Preferring to simply walk up the peak from the hotel rather than require transport we found a guide in Jailolo who works in the plantations usually and keeps a deer in a large fenced enclosure beside his house.
The trail was trickier than imagined (lots of spiky plants and a few leeches) and the views rather disappointing due to the trees at the top. However, our GPS devices confirmed that this is indeed a Ribu (just about) having a prominence of between 1,000 and 1,010 metres.
The guide and his son/younger relative took a shotgun up with them and were aiming at hornbills (their great flapping wings heard often at around 500m up). Given that my hat had a picture of a hornbill on it I was a little worried they would mistake my forehead for a potential meal.
Alas, on the descent I started to feel unwell and this stomach bug kept me from reaching the rim of Todoku-Ranu the following day.
I found the people of Halmahera to be very warm and welcoming. We ended up staying in Hotel Camar for three nights and managed to find a local ojek guy who sped off each night to bring us back beer!
Some notes from Nick Hughes on another mountain complex further north known as Todoko-Ranu….if you have an extra day in Jailolo this is a hike to consider….note that the highest points of the mountain range are actually further south from the peaks described here – 2 forested peaks both over 1200m which look very inaccessible on Google Earth.
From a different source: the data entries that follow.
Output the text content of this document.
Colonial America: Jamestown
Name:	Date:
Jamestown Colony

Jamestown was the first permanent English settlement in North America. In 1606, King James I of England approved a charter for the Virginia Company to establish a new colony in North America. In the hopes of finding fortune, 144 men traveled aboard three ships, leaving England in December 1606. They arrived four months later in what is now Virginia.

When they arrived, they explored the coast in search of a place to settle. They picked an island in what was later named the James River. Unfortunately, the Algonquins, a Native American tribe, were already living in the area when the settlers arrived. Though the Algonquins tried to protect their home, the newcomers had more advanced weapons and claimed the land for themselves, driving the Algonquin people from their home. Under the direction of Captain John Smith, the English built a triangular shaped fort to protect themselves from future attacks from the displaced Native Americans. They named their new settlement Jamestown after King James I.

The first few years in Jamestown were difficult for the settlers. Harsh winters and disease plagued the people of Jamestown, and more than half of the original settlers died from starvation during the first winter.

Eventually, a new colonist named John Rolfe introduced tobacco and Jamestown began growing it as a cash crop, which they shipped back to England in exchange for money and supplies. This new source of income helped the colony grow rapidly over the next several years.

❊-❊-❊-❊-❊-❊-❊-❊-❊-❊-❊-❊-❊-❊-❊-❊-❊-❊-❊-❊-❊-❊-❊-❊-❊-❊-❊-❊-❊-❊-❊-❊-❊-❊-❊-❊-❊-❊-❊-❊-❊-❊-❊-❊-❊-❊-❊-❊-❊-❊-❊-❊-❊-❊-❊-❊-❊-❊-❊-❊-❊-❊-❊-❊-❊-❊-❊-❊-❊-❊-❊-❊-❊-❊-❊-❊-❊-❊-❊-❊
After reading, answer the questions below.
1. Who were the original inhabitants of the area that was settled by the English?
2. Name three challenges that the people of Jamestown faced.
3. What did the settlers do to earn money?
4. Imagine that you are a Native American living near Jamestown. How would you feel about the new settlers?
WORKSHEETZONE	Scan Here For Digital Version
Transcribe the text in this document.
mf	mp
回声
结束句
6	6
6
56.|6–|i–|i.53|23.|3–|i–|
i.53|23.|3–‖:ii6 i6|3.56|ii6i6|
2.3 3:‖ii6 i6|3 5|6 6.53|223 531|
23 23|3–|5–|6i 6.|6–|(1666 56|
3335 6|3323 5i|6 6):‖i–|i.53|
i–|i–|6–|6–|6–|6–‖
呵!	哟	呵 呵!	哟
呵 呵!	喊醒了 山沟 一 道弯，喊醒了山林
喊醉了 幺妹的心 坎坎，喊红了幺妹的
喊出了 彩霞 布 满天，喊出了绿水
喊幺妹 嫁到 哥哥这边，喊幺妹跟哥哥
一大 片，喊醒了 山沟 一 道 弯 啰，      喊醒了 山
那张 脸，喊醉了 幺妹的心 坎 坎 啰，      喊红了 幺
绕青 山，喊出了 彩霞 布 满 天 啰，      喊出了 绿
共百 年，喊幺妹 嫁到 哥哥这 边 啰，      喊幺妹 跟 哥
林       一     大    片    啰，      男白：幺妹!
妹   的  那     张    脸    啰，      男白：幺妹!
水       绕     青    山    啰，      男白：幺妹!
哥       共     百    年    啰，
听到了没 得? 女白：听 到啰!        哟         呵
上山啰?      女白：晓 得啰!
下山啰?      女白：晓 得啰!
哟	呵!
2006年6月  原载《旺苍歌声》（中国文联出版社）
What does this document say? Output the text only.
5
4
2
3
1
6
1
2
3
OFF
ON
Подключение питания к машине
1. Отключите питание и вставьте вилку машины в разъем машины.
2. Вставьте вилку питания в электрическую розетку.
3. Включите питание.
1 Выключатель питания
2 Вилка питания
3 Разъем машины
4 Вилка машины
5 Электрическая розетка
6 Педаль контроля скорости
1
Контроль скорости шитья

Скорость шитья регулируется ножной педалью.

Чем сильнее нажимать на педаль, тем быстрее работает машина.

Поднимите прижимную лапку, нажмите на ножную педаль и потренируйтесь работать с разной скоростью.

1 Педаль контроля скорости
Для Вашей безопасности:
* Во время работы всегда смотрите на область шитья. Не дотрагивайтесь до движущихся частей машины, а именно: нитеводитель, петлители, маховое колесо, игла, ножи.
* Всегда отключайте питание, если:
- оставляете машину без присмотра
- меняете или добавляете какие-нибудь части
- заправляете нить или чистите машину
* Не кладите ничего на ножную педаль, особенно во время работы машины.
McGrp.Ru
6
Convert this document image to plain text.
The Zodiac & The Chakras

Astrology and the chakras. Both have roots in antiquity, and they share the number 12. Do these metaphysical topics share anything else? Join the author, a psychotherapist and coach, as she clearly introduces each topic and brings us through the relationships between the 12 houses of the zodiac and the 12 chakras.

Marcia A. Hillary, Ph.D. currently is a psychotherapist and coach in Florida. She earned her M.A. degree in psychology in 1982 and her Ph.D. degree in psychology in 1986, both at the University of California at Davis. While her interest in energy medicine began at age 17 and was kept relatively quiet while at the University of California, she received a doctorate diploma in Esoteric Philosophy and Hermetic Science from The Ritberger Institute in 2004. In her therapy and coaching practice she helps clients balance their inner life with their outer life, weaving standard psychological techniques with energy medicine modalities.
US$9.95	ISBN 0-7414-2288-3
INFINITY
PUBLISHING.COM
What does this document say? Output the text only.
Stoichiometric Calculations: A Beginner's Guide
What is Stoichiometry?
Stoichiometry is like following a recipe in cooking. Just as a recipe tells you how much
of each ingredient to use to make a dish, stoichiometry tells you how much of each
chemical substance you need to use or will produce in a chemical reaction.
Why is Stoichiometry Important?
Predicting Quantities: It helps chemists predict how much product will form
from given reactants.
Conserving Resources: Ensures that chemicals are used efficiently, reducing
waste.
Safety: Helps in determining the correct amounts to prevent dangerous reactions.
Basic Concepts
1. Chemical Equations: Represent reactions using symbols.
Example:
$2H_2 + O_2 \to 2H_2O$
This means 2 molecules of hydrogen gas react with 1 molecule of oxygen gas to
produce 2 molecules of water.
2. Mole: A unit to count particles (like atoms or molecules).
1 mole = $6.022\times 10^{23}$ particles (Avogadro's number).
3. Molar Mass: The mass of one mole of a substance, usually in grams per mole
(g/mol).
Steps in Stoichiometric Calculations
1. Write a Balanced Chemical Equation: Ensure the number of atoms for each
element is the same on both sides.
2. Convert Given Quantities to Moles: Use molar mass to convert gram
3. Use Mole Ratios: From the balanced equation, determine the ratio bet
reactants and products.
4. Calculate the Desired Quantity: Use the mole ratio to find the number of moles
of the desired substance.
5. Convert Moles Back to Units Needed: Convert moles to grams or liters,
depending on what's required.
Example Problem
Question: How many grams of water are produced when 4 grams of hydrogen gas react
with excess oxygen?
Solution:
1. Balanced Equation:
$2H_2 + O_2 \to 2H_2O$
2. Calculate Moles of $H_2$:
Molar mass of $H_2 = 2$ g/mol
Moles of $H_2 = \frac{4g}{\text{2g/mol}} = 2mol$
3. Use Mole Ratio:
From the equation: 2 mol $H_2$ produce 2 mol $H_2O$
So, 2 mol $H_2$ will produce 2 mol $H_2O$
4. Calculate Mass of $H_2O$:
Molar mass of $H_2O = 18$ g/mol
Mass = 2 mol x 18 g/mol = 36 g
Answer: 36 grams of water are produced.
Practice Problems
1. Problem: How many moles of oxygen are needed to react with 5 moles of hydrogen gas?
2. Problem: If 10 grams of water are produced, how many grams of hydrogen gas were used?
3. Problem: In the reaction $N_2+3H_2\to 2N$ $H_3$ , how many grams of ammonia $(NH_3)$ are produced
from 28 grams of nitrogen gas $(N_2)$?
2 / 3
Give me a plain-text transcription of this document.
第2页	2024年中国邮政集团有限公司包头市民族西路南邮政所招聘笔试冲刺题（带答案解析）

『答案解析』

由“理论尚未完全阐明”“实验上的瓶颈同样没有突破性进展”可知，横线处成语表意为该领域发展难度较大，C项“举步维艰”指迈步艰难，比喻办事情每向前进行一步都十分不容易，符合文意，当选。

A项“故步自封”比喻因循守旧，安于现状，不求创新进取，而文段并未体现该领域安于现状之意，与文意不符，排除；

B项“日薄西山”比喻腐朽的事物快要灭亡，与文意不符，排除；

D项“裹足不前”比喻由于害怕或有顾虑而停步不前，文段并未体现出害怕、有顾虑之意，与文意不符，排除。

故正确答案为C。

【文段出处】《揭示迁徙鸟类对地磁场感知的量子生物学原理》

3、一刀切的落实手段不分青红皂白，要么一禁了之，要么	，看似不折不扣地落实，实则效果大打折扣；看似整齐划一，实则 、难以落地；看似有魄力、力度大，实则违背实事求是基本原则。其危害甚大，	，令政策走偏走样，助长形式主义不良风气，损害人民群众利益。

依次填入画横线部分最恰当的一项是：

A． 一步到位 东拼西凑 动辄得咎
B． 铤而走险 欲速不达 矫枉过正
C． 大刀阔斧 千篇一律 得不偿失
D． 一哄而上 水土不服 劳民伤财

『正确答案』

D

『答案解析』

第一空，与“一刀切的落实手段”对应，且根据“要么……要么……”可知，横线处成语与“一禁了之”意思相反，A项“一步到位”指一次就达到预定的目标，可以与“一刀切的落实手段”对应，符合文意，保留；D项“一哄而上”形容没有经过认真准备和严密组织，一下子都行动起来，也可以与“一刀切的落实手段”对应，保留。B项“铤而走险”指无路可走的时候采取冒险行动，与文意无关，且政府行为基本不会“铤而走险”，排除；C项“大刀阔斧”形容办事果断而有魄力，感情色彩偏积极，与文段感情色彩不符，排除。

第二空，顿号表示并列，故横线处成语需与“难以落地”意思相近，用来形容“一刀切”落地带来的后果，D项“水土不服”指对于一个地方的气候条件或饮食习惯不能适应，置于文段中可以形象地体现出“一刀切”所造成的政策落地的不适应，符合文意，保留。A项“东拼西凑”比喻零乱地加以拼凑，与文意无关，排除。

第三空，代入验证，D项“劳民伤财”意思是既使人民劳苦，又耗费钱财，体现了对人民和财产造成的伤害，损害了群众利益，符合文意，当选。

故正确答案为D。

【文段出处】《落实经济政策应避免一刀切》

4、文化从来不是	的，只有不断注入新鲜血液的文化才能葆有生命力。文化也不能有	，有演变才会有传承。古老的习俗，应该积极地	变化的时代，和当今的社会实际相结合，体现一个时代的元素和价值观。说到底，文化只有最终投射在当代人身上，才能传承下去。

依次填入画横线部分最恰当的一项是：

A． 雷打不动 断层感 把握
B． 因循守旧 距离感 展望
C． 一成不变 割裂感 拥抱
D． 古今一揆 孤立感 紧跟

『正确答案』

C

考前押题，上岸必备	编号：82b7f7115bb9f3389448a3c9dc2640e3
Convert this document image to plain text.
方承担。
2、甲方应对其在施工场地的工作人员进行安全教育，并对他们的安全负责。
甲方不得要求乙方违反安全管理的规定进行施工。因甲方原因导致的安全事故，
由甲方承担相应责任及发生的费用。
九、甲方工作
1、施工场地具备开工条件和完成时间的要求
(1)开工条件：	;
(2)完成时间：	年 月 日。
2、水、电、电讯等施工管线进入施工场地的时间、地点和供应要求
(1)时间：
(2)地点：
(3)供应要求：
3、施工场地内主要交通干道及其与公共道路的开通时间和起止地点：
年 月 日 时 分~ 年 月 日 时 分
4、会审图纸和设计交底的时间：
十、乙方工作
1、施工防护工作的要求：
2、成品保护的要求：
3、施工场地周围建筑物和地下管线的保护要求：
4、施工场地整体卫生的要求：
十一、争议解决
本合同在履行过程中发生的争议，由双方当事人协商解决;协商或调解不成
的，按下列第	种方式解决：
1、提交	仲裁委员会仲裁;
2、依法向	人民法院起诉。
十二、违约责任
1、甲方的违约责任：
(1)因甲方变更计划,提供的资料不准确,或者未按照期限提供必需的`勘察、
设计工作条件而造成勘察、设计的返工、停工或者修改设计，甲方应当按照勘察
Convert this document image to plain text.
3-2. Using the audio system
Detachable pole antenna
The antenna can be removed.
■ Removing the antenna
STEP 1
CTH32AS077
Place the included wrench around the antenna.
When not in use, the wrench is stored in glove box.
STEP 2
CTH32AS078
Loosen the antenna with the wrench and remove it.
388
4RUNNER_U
The twin caldera complex of Todoko-Ranu is part of a large volcanic complex south of Gamkonora. The 2-km-wide, lava-filled Todoko caldera is south of the 2 x 2.8 km wide nested Ranu calderas and contains a young post-caldera cone, Sahu, on its south flank. The northern Ranu caldera contains a caldera lake, Talaga Ranu. Gunung Onu, NW of Ranu caldera, lies at the northern end of the Todoko-Ranu complex. No historical eruptions have been reported from the complex, but fumaroles are present at Ranu caldera and hot springs on Mt. Sahu. Youthful-looking lava flows reach the sea from several locations within the complex (Smithsonian Global Volcanism Program).
Todoko-Ranu is a mountain complex of caldera and peaks. Talaga (lake) Ranu lies in a forested caldera about 300 ms deep. Gunung Uno (1,098m), the highest point in the complex, is a non-volcanic peak on the rim of one of the outer calderas, with prominence of about 400 ms. We were informed that there is a track up Gunung Uno, from the lake, but suspect that it would take much time, effort, and scrub-bashing to reach the summit.
The trek to the crater rim, walk around the rim, and descent into the caldera is not difficult with few obstacles. The entire area including the caldera floor is heavily forested (farmers are opening the forest for cacao). The lake is semi-circular, about 400 ms wide, and nestles again the western wall. This would be a delightful place to camp before attempting Gunung Uno. The caldera is a ornithologist’s paradise.
We estimated that the trek, one-way, was about 10 kms. The climb from Desa Sasu, on the coast, to the rim took 2:00 hours, another 1:00 hour around the rim, plus 1:30 hours to descend the very steep path into the caldera and cross its floor through forest to the lake (total about 4:30 hours). The return trek to Desa Sasu took about 3:30 hours. A guide is essential to negotiate the tracks through the plantations to the caldera rim and, again, through the caldera floor to the lake.
The trek starts at Desa Sasu. Take a vehicle from Jailolo to Kecamatan Susupu on the east coast (about half an hour). Desa Sasu can be reached by motorbike (not preferred) or by hire-boat along the coast (much preferred) from Susupu. Upon arrival at Desa Sasu, contact the Kepala Desa (village head) for a guide. Request that the hire-boat be on stand-by for your return to Susupu after your decent in the evening, as well as a vehicle at Susupu to take you back to your losmen at Jailolo.
The water in the streams running into the lake is drinkable but take sufficient supplies with you.